When a group of third graders start their first class with the Young Composers Playground, there’s usually just a handful of children in the room who know how to play an instrument.
Whether they know how to play music or not, the children learn about instruments. Weeks later, they've created their own compositions and heard the music performed by professional musicians in Denver’s Playground Ensemble.
Conrad Kehn, the ensemble’s founding director, helped dozens of students find their inner composer over the past five years. Click the audio above to hear Kehn talk with Colorado Matters' Elaine Grant about the project and to listen to clips from the students' compositions.
Playground Ensemble hosts a concert featuring music composed entirely by K-12 composers at 7 p.m. Sunday at the Wash Park Center for Arts and Music, 400 S. Williams St. in Denver.
Kehn had a busy year. In the spring, he worked with the Colorado Symphony to develop the orchestra’s own young composers project.
In November the Playground Ensemble ran a successful crowdfunding campaign on Kickstarter to fund two classes of the Young Composers Playground at Edgewater Elementary School and Denver’s Kunsmiller Creative Arts Academy.

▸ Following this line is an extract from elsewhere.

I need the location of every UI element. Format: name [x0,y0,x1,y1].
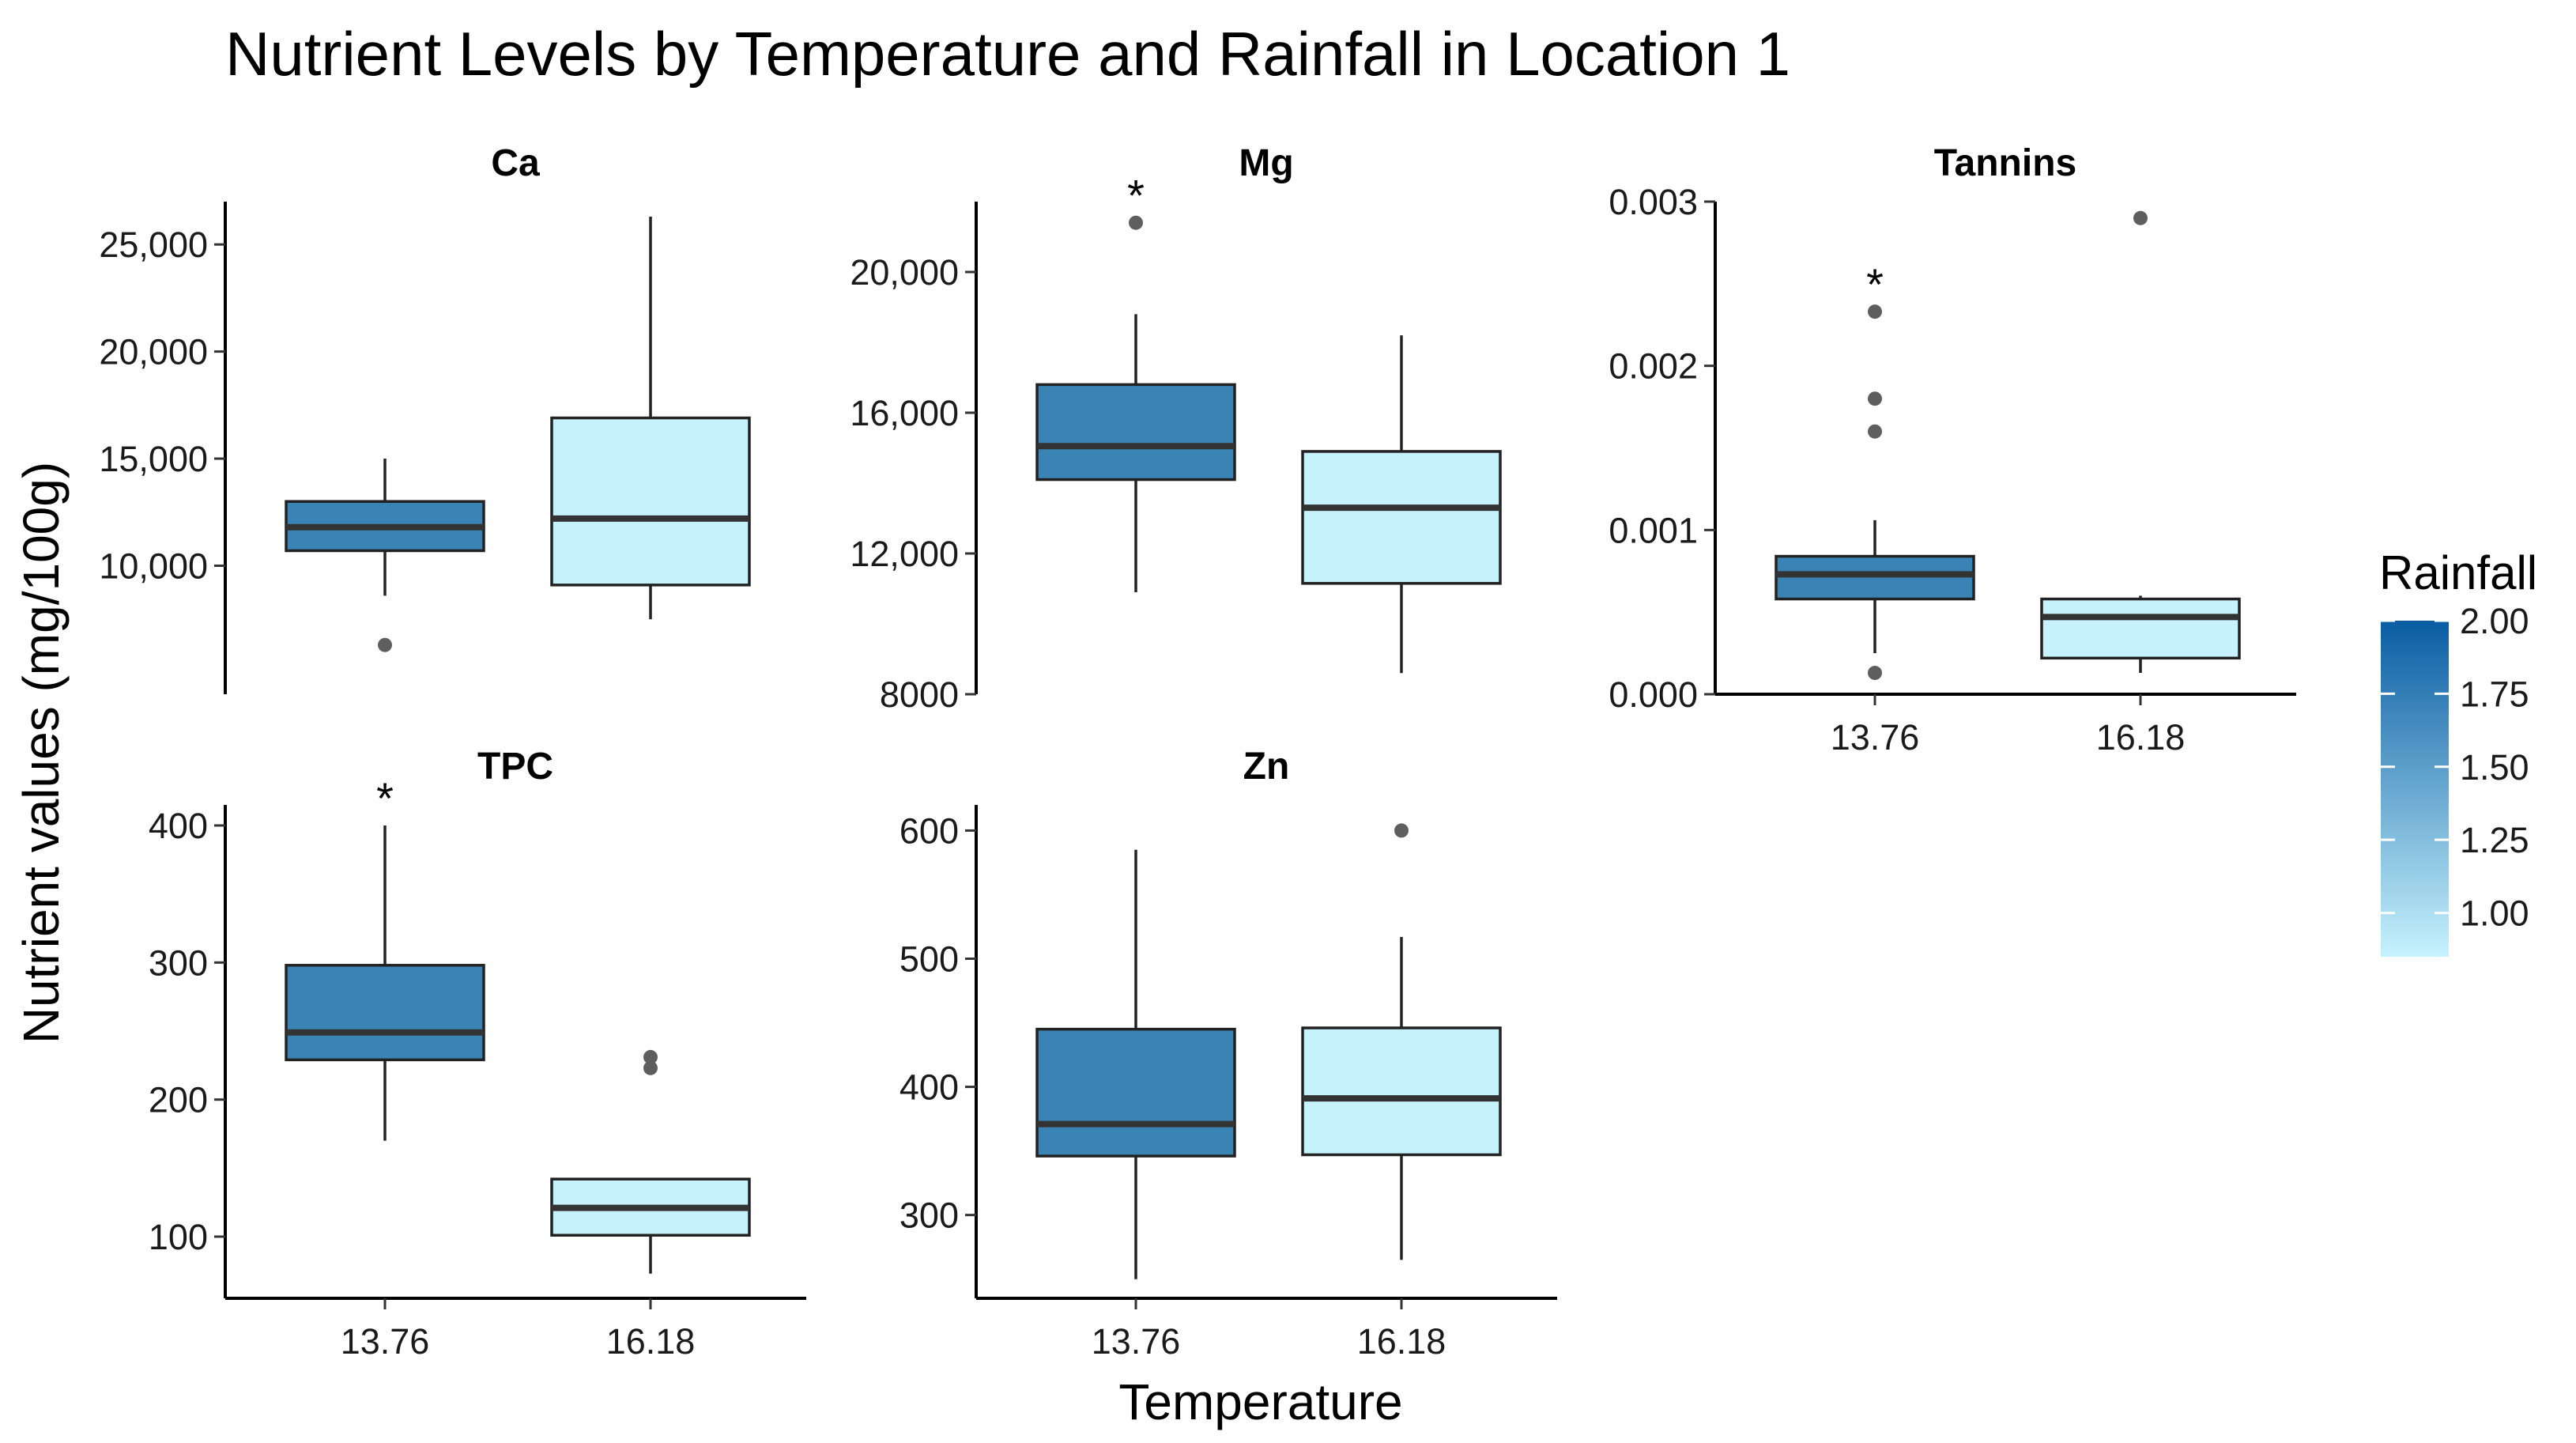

Kehn also works as a music theory and technology instructor at the University of Denver.
Interview highlights:
On creating music with non-musicians:
"This is creativity before craft. I’m not worried if the students know how to notate music. I’m not worried if they understand their scales or harmony. In fact, we’ve found that the students that have the most musical training often write the least imaginative pieces. It’s because they have this idea of how music is supposed to go. And the students that are just there to create uninhibited -- they do the most amazing things."
On how the program gives students a voice and a creative outlet:
"I’ve spent my entire life in music and in classical music. And I kind of have started to believe that maybe we’re teaching creativity out of the curriculum. That we spend too much time telling students to go play something by someone else. We want them to know that their ideas are valid, that the most important music is their music. They should be allowed to write for the instruments of the orchestra regardless of where they went to school, what they look, like, gender, trading -- any of those things."